This tool can help detect data vulnerabilities in AI-powered systems
Context: A new open-source tool called ‘Machine Learning Privacy Meter’ has been developed to help detect data vulnerabilities in artificial intelligence (AI)-powered systems and prevent them from possible attacks.
- A team of researchers at National University of Singapore (NUS) have developed the tool along with a general attack formula that provides a framework to test different types of inference attacks in AI systems.
- AI models used in various services are trained on data sets that include sensitive information.
- The models are vulnerable to inference attacks that allow hackers to extract sensitive information about training data.

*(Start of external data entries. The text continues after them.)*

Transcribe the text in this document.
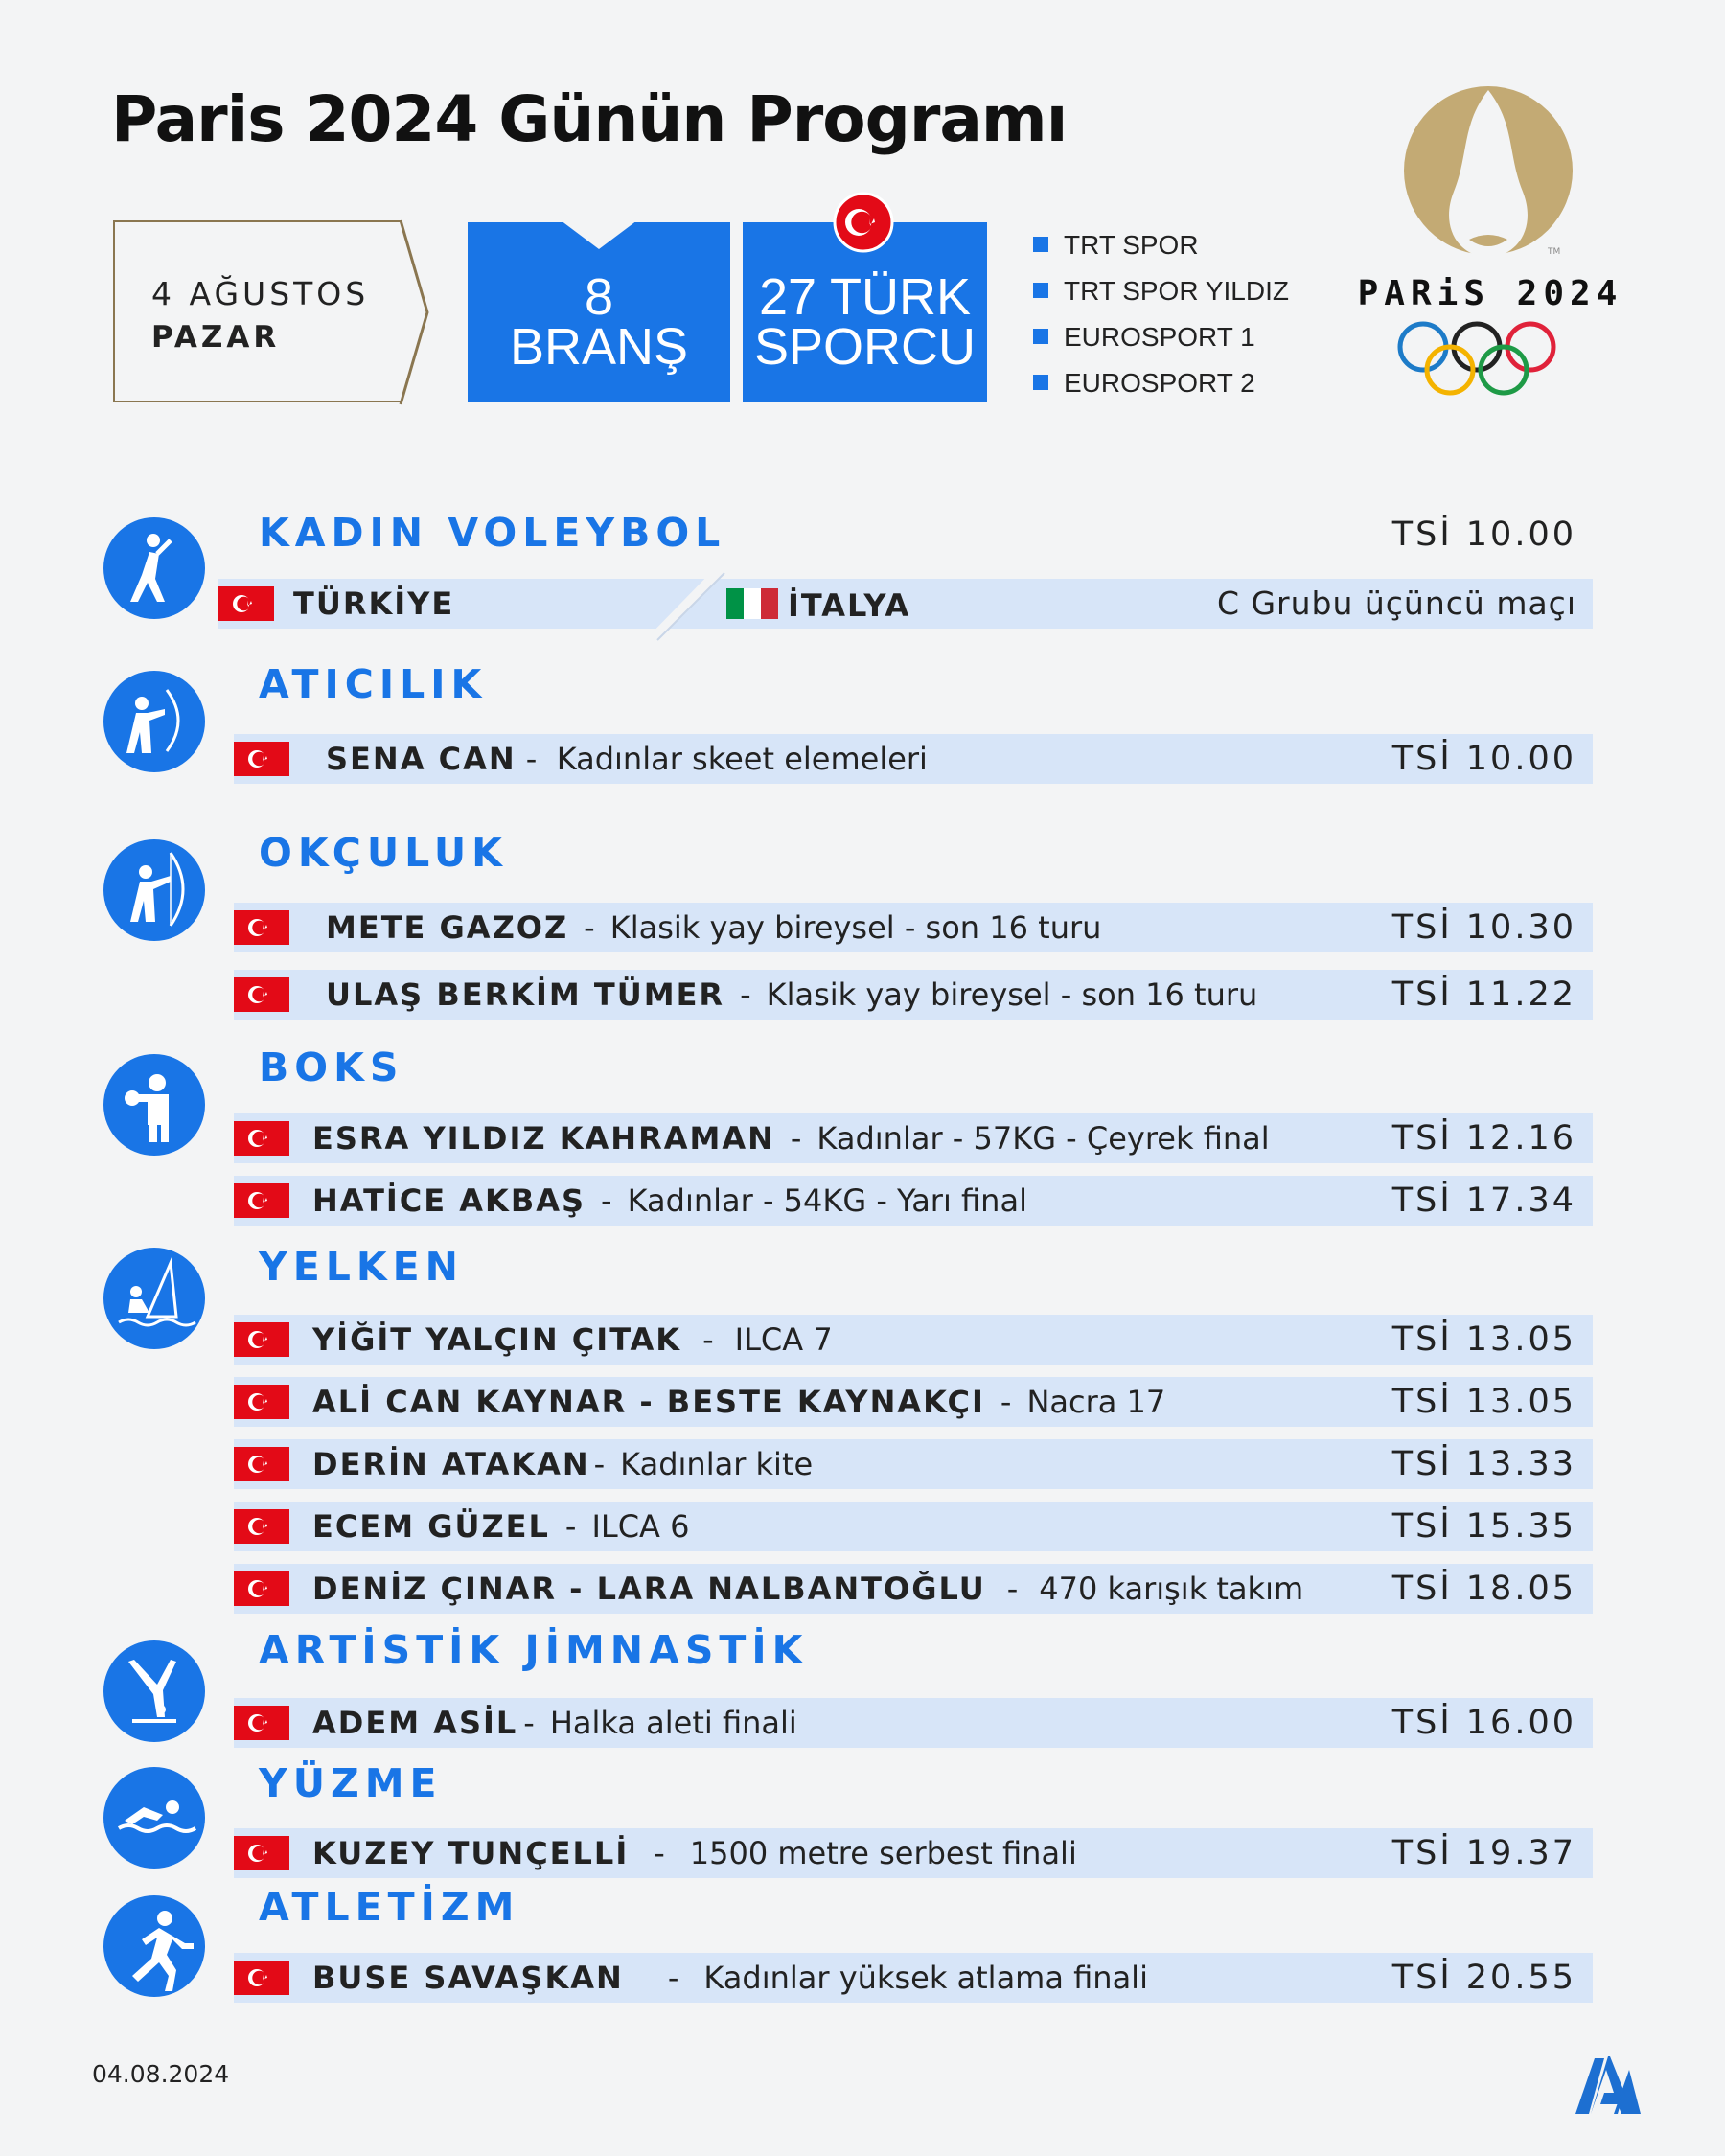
Paris 2024 Günün Programı
4 AĞUSTOS
PAZAR
8
BRANŞ
27 TÜRK
SPORCU
TRT SPOR
TRT SPOR YILDIZ
EUROSPORT 1
EUROSPORT 2
PARiS 2024
TM
KADIN VOLEYBOL	TSİ 10.00
TÜRKİYE	İTALYA	C Grubu üçüncü maçı
ATICILIK
SENA CAN - Kadınlar skeet elemeleri	TSİ 10.00
OKÇULUK
METE GAZOZ - Klasik yay bireysel - son 16 turu	TSİ 10.30
ULAŞ BERKİM TÜMER - Klasik yay bireysel - son 16 turu	TSİ 11.22
BOKS
ESRA YILDIZ KAHRAMAN - Kadınlar - 57KG - Çeyrek final	TSİ 12.16
HATİCE AKBAŞ - Kadınlar - 54KG - Yarı final	TSİ 17.34
YELKEN
YİĞİT YALÇIN ÇITAK - ILCA 7	TSİ 13.05
ALİ CAN KAYNAR - BESTE KAYNAKÇI - Nacra 17	TSİ 13.05
DERİN ATAKAN - Kadınlar kite	TSİ 13.33
ECEM GÜZEL - ILCA 6	TSİ 15.35
DENİZ ÇINAR - LARA NALBANTOĞLU - 470 karışık takım	TSİ 18.05
ARTİSTİK JİMNASTİK
ADEM ASİL - Halka aleti finali	TSİ 16.00
YÜZME
KUZEY TUNÇELLİ - 1500 metre serbest finali	TSİ 19.37
ATLETİZM
BUSE SAVAŞKAN - Kadınlar yüksek atlama finali	TSİ 20.55
04.08.2024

- In an attack, hackers frequently ask the AI service to generate information, and then analyse the data to determine a pattern. Hackers then infer if a specific type of data was used for training the AI programme, and can even reconstruct the original dataset.
- “Inference attacks are difficult to detect as the system just assumes the hacker is a regular user while supplying information,”.
- The tool can simulate such attacks and quantify how much the model leaks about individual data records in its training set.
- It also highlights the vulnerable areas in the training data, and shows possible techniques that organisations can adopt to mitigate a possible inference attack, in advance.
- Data protection regulations such as the General Data Protection Regulation mandate the need to assess the privacy risks to data when using machine learning.
- This tool can aid companies in achieving regulatory compliance by generating reports for Data Protection Impact Assessments.